Undergraduate
Sociology
Haleema Bharoocha, ’18, wants people to know that although she is an accomplished, capable leader, the process of becoming who she is today has been a messy and humbling learning process. Having entered Seattle U at age 17 with three community college degrees, she says the university’s rigorous education encouraged her to slow down and explore issues from all sides.
“As a leader I’ve learned I don’t need to know it all,” Bharoocha says, “… and that confusion is sometimes a good thing. Those shifts can be revolutionary. I’m learning to let myself sit with the tensions.”
A champion for social justice as vice president of the Muslim Student Association and director of the Gender Justice Center, Bharoocha sometimes feels like she is carrying the weight of the world. In telling her story, she wanted to avoid “the tokenization” of her image by offsetting it with Seattle U’s undergraduate demographics (see below).
Bharoocha credits Seattle U’s intimate classes and engaged professors for enabling her to do graduate-level coursework as an undergrad.
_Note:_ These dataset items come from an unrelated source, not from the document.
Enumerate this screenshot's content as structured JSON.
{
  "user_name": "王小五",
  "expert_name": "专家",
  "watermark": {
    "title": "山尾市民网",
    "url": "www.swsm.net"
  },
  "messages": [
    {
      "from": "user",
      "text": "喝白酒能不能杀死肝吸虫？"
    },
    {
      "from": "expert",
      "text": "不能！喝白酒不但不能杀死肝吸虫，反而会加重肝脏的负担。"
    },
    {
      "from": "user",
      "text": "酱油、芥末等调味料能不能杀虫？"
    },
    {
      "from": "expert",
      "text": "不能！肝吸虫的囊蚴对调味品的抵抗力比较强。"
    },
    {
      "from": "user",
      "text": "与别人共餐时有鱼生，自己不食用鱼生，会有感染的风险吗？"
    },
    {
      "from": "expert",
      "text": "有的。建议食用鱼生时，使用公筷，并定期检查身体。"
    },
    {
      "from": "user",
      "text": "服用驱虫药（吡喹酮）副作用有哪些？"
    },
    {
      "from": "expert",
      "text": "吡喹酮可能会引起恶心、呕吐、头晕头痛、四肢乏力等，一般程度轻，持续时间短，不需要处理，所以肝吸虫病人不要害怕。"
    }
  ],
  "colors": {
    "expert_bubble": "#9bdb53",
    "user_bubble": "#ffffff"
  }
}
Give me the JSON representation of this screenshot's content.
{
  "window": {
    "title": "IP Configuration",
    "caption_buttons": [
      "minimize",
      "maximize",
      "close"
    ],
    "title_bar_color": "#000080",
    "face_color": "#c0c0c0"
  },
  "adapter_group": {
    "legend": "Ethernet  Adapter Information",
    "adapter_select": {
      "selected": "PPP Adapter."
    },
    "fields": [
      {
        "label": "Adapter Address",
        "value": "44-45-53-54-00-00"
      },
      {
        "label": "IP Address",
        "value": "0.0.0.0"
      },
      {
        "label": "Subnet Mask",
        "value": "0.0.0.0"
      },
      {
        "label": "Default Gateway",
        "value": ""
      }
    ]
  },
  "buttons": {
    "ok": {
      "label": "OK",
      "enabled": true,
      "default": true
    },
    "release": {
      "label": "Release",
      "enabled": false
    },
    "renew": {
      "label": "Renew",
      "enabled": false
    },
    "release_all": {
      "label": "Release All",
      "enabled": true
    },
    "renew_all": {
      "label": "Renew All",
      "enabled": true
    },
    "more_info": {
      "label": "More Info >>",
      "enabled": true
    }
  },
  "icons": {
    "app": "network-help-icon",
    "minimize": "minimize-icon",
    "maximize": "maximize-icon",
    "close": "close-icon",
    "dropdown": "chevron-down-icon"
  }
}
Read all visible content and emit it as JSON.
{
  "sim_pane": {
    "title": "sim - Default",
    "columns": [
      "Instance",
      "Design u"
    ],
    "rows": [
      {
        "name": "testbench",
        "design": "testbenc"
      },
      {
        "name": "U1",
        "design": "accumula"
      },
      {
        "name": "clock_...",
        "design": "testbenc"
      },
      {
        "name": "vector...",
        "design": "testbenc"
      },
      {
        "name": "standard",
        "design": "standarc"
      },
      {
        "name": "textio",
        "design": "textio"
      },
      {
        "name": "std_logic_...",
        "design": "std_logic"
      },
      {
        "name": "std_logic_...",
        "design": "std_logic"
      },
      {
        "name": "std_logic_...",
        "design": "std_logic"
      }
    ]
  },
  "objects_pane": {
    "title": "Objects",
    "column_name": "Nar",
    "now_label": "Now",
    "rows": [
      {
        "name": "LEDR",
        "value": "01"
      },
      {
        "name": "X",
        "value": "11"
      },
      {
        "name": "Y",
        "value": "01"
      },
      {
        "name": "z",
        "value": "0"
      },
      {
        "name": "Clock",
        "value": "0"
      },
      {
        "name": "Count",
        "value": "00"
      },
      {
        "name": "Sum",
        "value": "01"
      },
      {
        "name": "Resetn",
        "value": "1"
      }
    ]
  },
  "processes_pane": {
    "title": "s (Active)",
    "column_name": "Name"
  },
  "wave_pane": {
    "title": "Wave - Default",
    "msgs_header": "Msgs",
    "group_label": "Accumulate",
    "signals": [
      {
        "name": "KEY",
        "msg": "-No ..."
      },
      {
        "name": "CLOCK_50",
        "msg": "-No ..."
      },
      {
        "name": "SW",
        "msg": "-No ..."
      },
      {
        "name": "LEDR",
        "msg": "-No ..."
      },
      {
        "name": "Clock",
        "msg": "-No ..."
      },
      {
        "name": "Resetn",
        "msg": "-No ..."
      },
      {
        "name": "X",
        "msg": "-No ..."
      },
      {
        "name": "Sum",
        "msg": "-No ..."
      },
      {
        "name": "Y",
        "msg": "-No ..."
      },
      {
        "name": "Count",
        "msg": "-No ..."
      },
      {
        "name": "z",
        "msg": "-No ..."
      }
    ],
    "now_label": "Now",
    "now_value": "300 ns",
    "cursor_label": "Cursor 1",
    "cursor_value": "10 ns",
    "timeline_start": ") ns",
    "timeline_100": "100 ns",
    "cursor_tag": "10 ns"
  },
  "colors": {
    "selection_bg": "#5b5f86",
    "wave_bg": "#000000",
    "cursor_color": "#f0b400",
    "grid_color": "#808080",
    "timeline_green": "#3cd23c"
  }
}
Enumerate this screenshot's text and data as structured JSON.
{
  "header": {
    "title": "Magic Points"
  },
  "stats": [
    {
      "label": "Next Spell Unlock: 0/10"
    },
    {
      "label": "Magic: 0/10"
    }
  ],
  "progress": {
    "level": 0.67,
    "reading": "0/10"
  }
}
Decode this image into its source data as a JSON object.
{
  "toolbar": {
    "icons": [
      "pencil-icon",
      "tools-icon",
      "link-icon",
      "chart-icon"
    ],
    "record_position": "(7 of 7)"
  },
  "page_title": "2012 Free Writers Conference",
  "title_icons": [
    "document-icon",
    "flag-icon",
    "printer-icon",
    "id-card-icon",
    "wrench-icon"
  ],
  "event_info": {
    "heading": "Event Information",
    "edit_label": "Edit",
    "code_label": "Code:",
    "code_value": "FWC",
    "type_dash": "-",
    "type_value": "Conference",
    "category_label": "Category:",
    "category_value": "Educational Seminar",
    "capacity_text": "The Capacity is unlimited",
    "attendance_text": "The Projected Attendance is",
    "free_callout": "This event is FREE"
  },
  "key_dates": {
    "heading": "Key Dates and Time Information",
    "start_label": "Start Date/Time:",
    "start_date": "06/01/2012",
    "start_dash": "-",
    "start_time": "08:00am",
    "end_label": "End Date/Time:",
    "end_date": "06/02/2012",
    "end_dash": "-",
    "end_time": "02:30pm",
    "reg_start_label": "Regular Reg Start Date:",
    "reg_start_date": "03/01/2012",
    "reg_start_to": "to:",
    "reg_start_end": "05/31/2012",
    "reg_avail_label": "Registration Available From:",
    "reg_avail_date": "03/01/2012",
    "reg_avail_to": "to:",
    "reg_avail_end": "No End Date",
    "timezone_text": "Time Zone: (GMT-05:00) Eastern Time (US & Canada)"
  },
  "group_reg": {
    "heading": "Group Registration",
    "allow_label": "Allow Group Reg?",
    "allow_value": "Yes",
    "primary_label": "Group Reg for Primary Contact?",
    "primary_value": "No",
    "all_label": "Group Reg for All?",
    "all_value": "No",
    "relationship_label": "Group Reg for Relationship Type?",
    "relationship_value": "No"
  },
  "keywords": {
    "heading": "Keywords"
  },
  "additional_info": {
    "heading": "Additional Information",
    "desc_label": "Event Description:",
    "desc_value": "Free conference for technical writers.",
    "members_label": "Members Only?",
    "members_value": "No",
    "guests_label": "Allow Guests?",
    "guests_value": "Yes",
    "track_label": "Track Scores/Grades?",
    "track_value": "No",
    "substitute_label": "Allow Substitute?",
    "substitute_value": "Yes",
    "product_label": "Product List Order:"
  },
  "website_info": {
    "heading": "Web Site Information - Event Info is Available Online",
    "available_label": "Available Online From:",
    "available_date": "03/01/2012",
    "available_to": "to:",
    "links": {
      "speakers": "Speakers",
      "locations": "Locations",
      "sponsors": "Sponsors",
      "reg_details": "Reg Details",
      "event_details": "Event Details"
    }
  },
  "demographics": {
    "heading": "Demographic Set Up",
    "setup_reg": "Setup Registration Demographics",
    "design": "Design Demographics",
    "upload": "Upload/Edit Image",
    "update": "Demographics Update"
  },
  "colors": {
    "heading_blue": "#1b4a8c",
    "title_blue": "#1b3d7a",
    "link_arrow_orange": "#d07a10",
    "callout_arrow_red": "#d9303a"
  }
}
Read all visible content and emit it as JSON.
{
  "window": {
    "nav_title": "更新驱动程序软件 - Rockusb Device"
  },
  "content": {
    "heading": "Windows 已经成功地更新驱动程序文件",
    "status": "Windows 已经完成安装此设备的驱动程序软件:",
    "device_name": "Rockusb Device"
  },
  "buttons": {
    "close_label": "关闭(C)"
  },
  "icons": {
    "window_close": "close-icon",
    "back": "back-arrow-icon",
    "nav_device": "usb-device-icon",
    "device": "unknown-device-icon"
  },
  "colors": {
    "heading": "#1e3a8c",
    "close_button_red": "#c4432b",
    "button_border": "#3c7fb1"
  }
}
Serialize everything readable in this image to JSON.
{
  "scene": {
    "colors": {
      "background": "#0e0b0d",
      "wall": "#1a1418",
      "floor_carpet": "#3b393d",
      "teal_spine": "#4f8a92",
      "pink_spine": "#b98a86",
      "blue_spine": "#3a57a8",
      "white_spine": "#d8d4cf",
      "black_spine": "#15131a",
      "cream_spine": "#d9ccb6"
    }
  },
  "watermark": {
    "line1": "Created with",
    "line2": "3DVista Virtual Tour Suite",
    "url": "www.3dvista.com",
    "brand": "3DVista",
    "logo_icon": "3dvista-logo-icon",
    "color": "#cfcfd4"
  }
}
She was a 2017 summer fellow in Princeton University’s Public Policy and International Affairs Program, which aims to develop future global policy leaders. After graduating in spring 2018 with honors in sociology, Bharoocha will serve as a Policy Fellow for the Greenlining Leadership Academy in the San Francisco Bay Area advocating for low-income people and communities of color.
This is Bharoocha’s way of living Seattle U’s mission, which she first articulated as a student speaker during the 2017 inaugural Student Mission Day.
“Students need to say, ‘Where do I fit into that mission?’ Because ‘just and humane’ can mean many things. Everyone has their own role to play in advancing justice.”
White (59.8%), Black (4.5%), Asian (26.5%), Pacific Islander (4.0%), Latino (13.2%), Native American (1.8%).
Muslim students comprised 1.1 percent of the population.